Super Taste-y noodles — again

Friday, October 6th, 2006 | All Things, Eats

Met J at the spa after work tonight. Over the past several years, it remains one of the few things we will still do together, just the two of us. It’s probably what I like most about the outings.

I emerged from the facial shiny-faced and damp-haired, but refreshed. J left a pair of mooncakes in my bag for Mid-Autumn Moon Festival, but had to race out to meet C in Rockefeller Center, so I was on my own for the rest of the evening. SYB’s tentative rendezvous in Grand Central had fallen through, so he was still at his office in SoHo. Would I want to meet up for dinner?

Although I was not feeling particularly presentable, I agreed. We decided to hit our current favorite noodle shop in Chinatown.
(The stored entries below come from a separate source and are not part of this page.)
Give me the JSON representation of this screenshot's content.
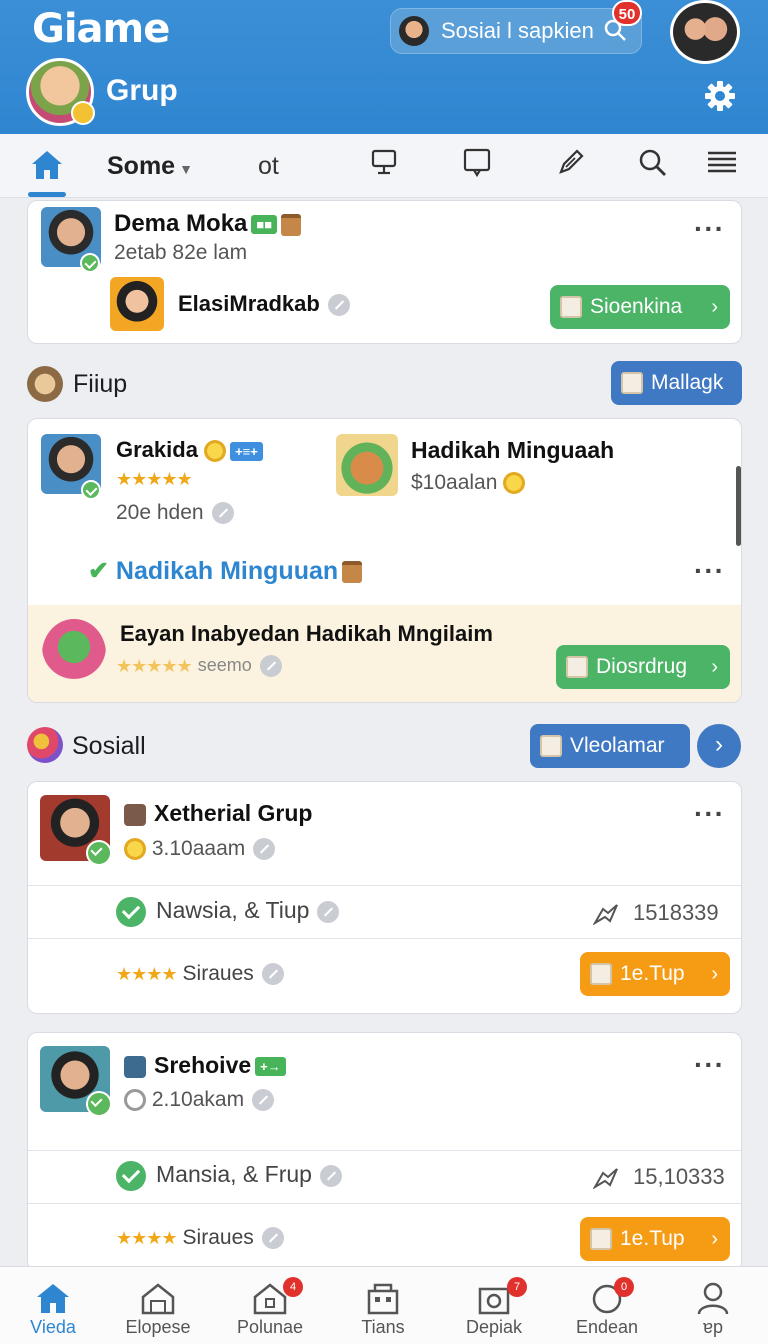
{
  "header": {
    "app_title": "Giame",
    "group_label": "Grup",
    "search_text": "Sosiai l sapkien",
    "notif_count": "50",
    "accent": "#2f86d0"
  },
  "tabs": {
    "some": "Some",
    "ot": "ot"
  },
  "feed": {
    "card1": {
      "name": "Dema Moka",
      "meta": "2etab 82e lam",
      "sub_name": "ElasiMradkab",
      "button": "Sioenkina"
    },
    "section_fiiup": {
      "title": "Fiiup",
      "button": "Mallagk"
    },
    "card2": {
      "name_left": "Grakida",
      "meta_left": "20e hden",
      "name_right": "Hadikah Minguaah",
      "meta_right": "$10aalan",
      "headline": "Nadikah Minguuan",
      "promo_title": "Eayan Inabyedan Hadikah Mngilaim",
      "promo_meta": "seemo",
      "promo_button": "Diosrdrug"
    },
    "section_sosiall": {
      "title": "Sosiall",
      "button": "Vleolamar"
    },
    "card3": {
      "name": "Xetherial Grup",
      "meta": "3.10aaam",
      "row1": "Nawsia, & Tiup",
      "row1_count": "1518339",
      "row2": "Siraues",
      "button": "1e.Tup"
    },
    "card4": {
      "name": "Srehoive",
      "meta": "2.10akam",
      "row1": "Mansia, & Frup",
      "row1_count": "15,10333",
      "row2": "Siraues",
      "button": "1e.Tup"
    }
  },
  "bottom_nav": [
    {
      "label": "Vieda",
      "badge": ""
    },
    {
      "label": "Elopese",
      "badge": ""
    },
    {
      "label": "Polunae",
      "badge": "4"
    },
    {
      "label": "Tians",
      "badge": ""
    },
    {
      "label": "Depiak",
      "badge": "7"
    },
    {
      "label": "Endean",
      "badge": "0"
    },
    {
      "label": "ɐp",
      "badge": ""
    }
  ]
}
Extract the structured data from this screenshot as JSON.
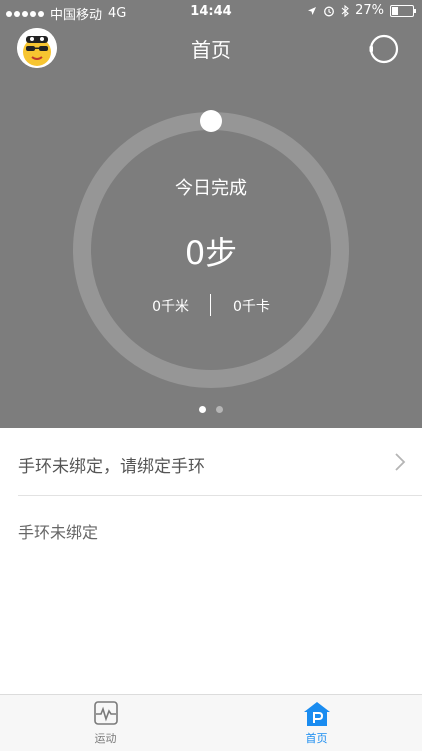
{
  "status_bar": {
    "carrier": "中国移动",
    "network": "4G",
    "time": "14:44",
    "battery": "27%"
  },
  "header": {
    "title": "首页",
    "avatar_icon": "avatar-emoji-icon",
    "watch_icon": "watch-icon"
  },
  "ring": {
    "title": "今日完成",
    "steps": "0步",
    "distance": "0千米",
    "calories": "0千卡",
    "progress": 0
  },
  "pager": {
    "count": 2,
    "active": 0
  },
  "content": {
    "bind_prompt": "手环未绑定，请绑定手环",
    "bind_status": "手环未绑定"
  },
  "tabs": [
    {
      "label": "运动",
      "icon": "activity-icon",
      "active": false
    },
    {
      "label": "首页",
      "icon": "home-p-icon",
      "active": true
    }
  ],
  "colors": {
    "hero_bg": "#7d7d7d",
    "ring": "#969696",
    "accent": "#1a8cf0",
    "tab_inactive": "#7a7a7a"
  }
}
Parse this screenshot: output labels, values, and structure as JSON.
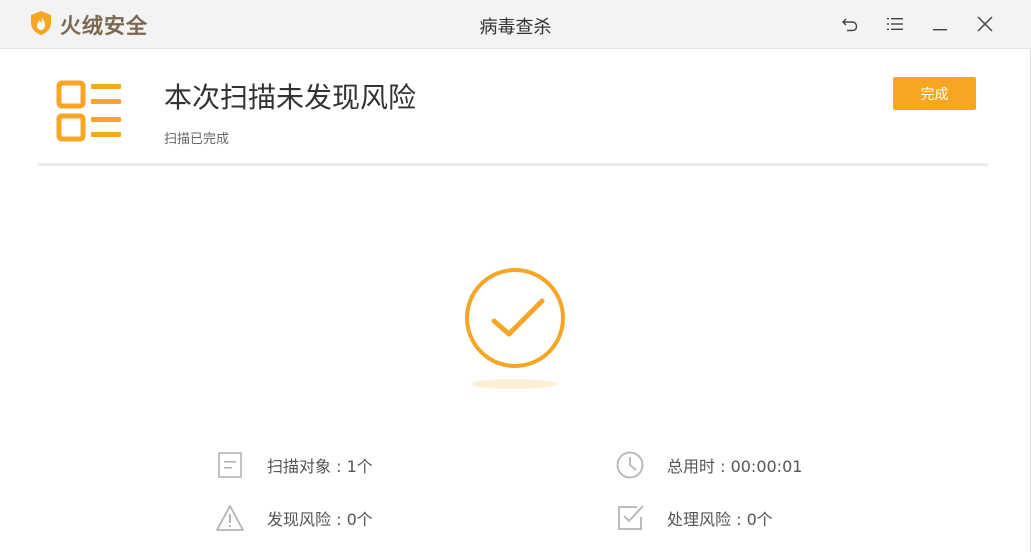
{
  "app": {
    "brand_name": "火绒安全",
    "window_title": "病毒查杀"
  },
  "titlebar": {
    "controls": [
      "back-icon",
      "menu-icon",
      "minimize-icon",
      "close-icon"
    ]
  },
  "result": {
    "headline": "本次扫描未发现风险",
    "status": "扫描已完成",
    "done_label": "完成"
  },
  "stats": {
    "scanned_objects": "扫描对象 : 1个",
    "total_time": "总用时 : 00:00:01",
    "risks_found": "发现风险 : 0个",
    "risks_handled": "处理风险 : 0个"
  },
  "colors": {
    "accent": "#f7a623",
    "brand_text": "#7a6750",
    "icon_gray": "#b5b5b5"
  }
}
Here, the Manhattan Bridge arch at Bowery and Canal, which SYB noted, is a pretty entrance to an ugly bridge. For the past several years, the bridge has been undergoing major rehabilitation, in preparation for its December 31, 2009 centennial celebration. The Manhattan Bridge was the third and last of the suspension bridges constructed across the East River (after the Brooklyn and Williamsburg Bridges.)

“Suspension Bridge Number 3” (as it was named in the original plans) was designed and built by Polish bridge engineer Ralph Modjeski, who also served as the chief engineer for the Benjamin Franklin Bridge (1926), which spans over the Delaware River between Camden and Philadelphia.

Manhattan Bridge Entrance

Back in the humble surrounds of Super Taste. Are they really, as the Village Voice’s Robert Sietsema declared, “maybe the best noodles of your life“? I don’t know, but they’re pretty damn good.

I didn’t get a shot of these sublime noodles the last time we were here, swimming in their disposable-quality white plastic bowls, under the just-too-bright flourescent lights. The restaurant still hasn’t replaced any of the English language signs; the wall-mounted red and yellow menu is still exclusively in Chinese, with the lone exception of the words “Hot & Spicy,” accompanied by a graphic of a chile pepper… instantly recognizable by anyone who hasĀ ever picked up a Chinese takeout menu. The symbol distinguishes Item #2, formerly known as “Hand-pull Noodle w. Beef in Hot & Spicy Soup.”